Regressive local taxes – especially sales tax – are among the biggest contributors to this situation.  Almost everyone in the country is impacted by sales taxes, but for the working class, they take a much greater percentage of income than for wealthier Americans. Moreover, urban areas frequently impose additional sales taxes, increasing the overall burden.  Communities concentrated in urban areas, and those with less access to transportation, end up paying more.  Historically, the tendency for sales taxes to fall more heavily on Black communities than other methods of taxation has been a feature, not a bug, for white-dominated governments.

The other major source of local revenue – property taxes – are better, but inferior to land taxes in a significant way: they are easier to pass on to tenants. A tax on property, ceteris paribus, leads to less overall investment in physical property, raising prices and rents. In this way, renters indirectly pay part of property taxes, in a way that they do not for land taxes.  Because the quantity of land is not impacted by the tax, there is no disincentive to physical investment and rents do not rise; by incentivizing more efficient land use, a land tax will likely decrease rents. In effect, a shift from property and sales taxes would shift burdens from renters and workers to landowners. Due to the patterns created by centuries of unequal treatment, this would effectively diminish the tax burden on African Americans.

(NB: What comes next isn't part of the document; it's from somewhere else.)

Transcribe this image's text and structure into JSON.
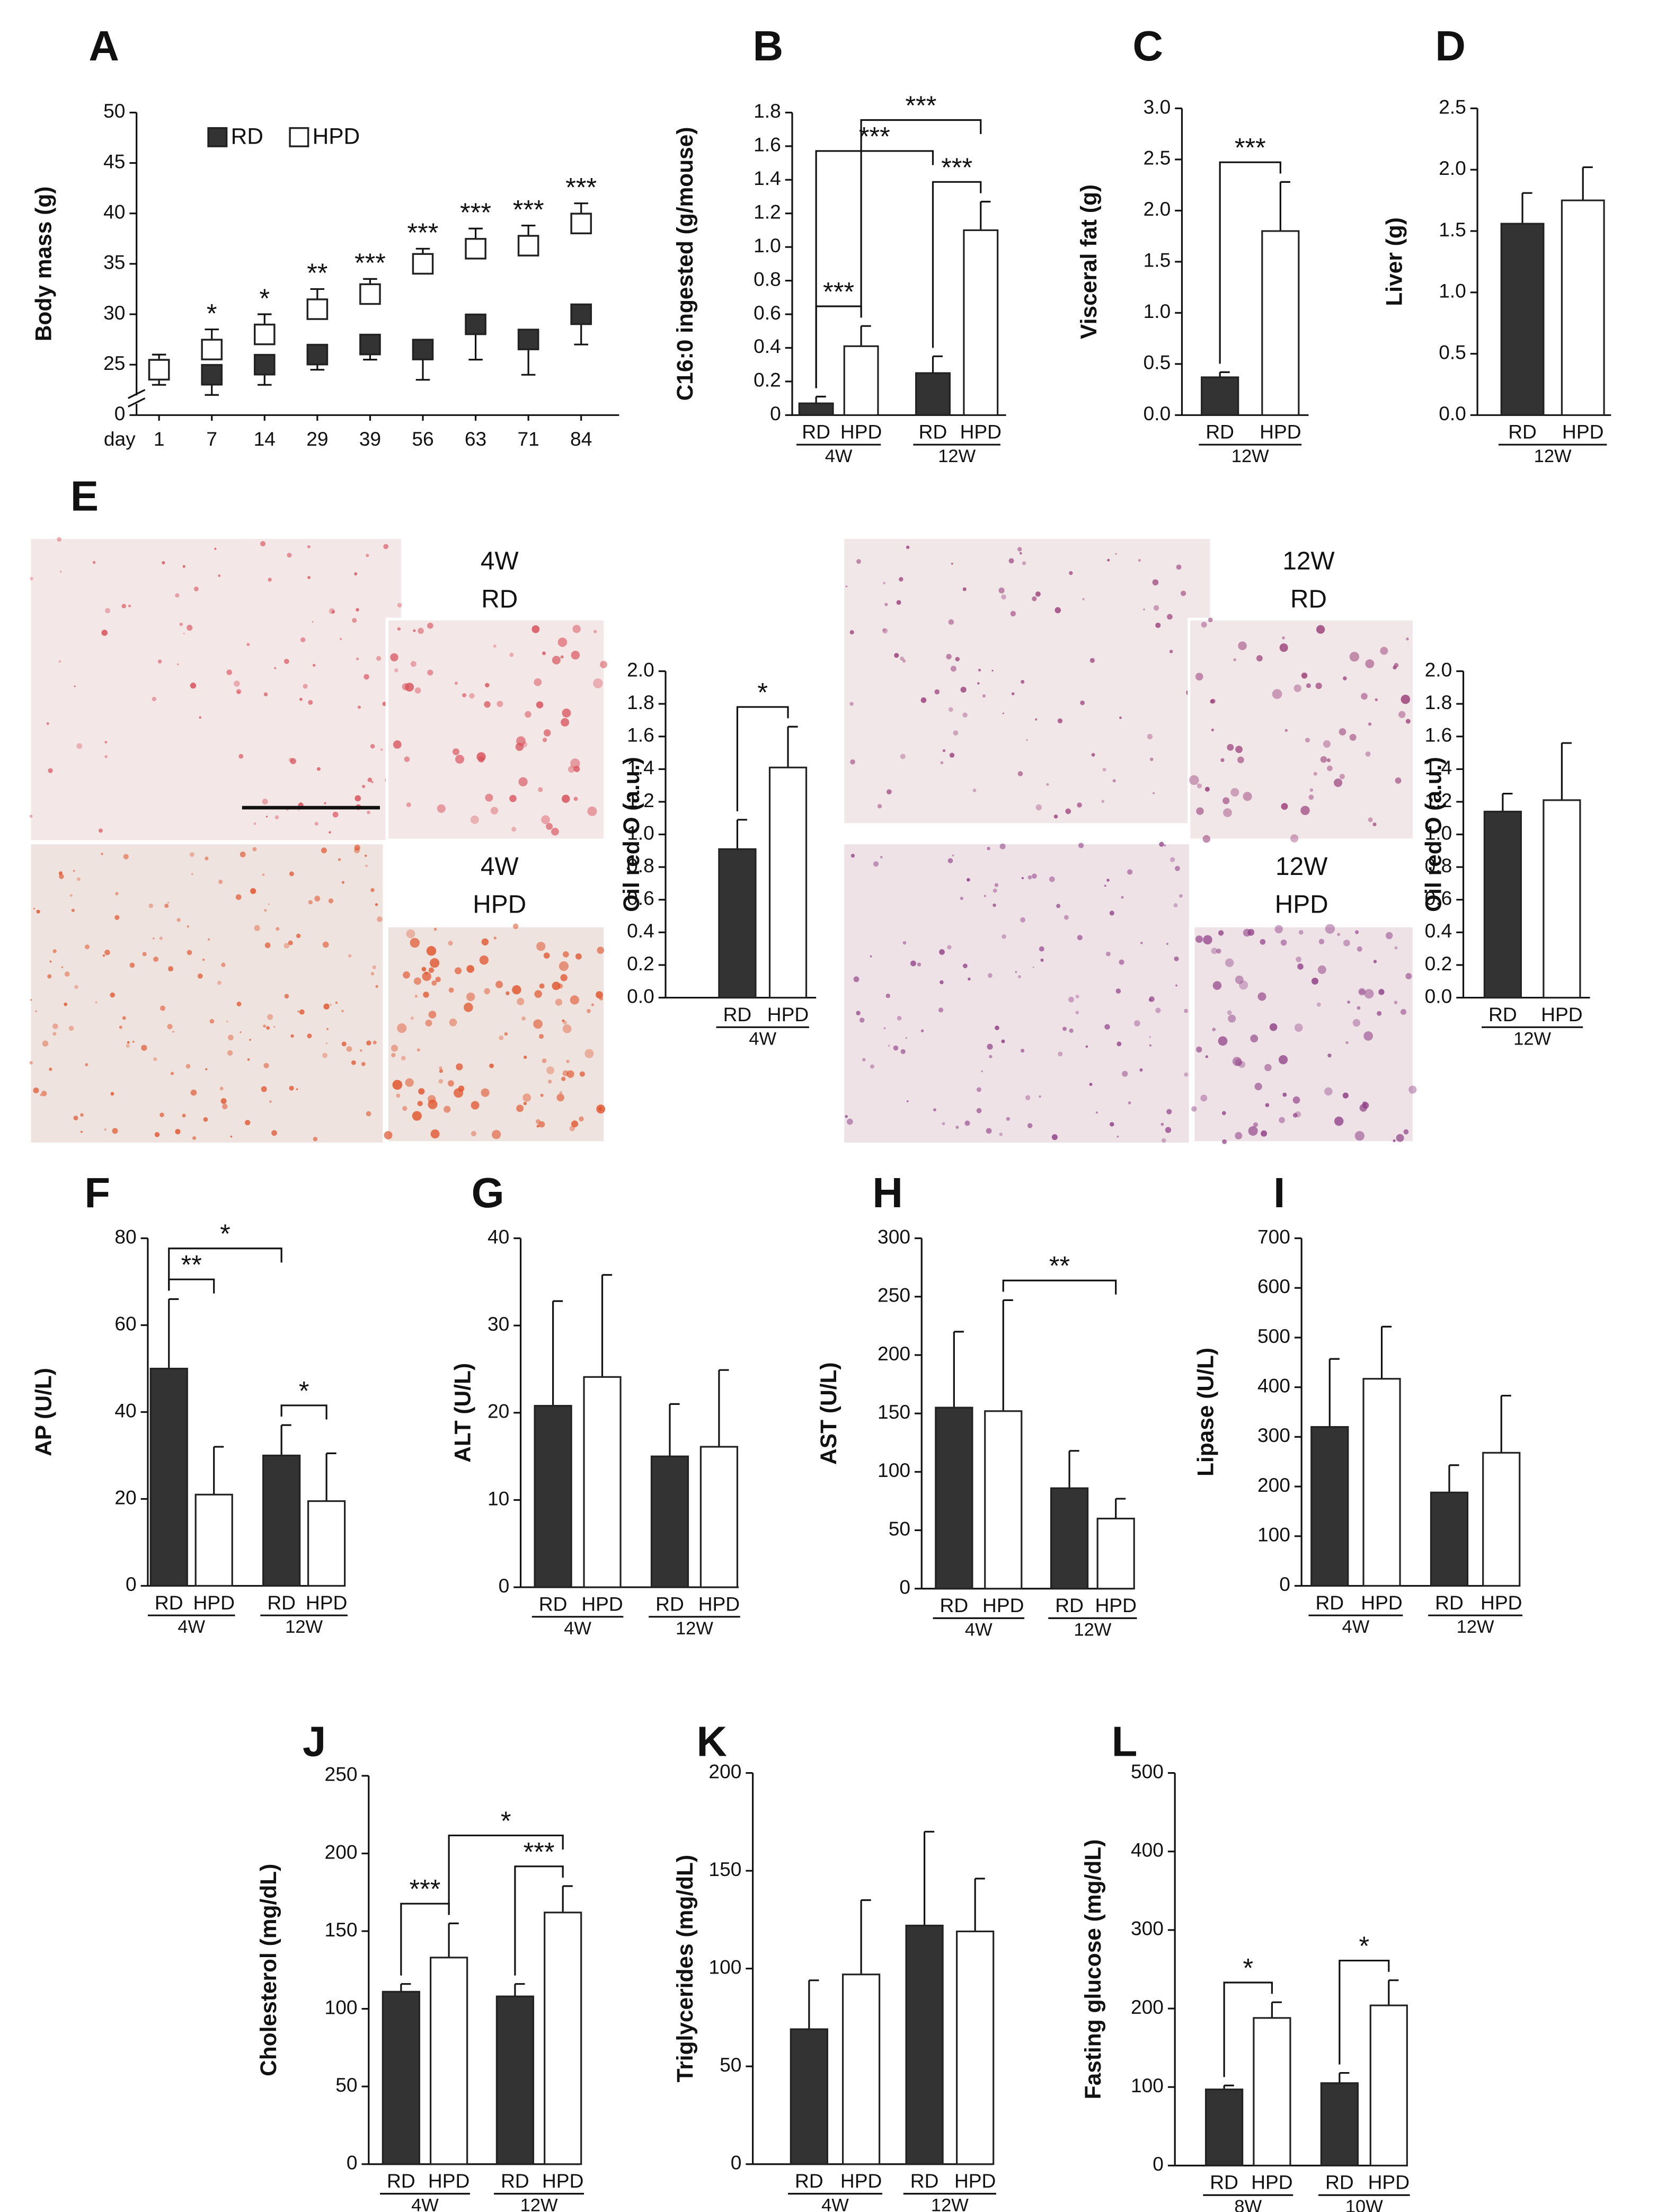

None of this is to say that even a full implementation of George’s ideals would put a stop to racism; there is not an economic solution for every problem. Addressing racism means changing minds and weakening the power of established bigots, neither of which is, at least entirely, susceptible to simply material solutions.  Nonetheless, as Dr. King laid out in his later speeches and writing, creating economic parity between racial and ethnic groups in the United States is a necessary step. This is where Georgism, and the focus on land and rent seeking, can be a powerful tool for improving lives of millions of Americans.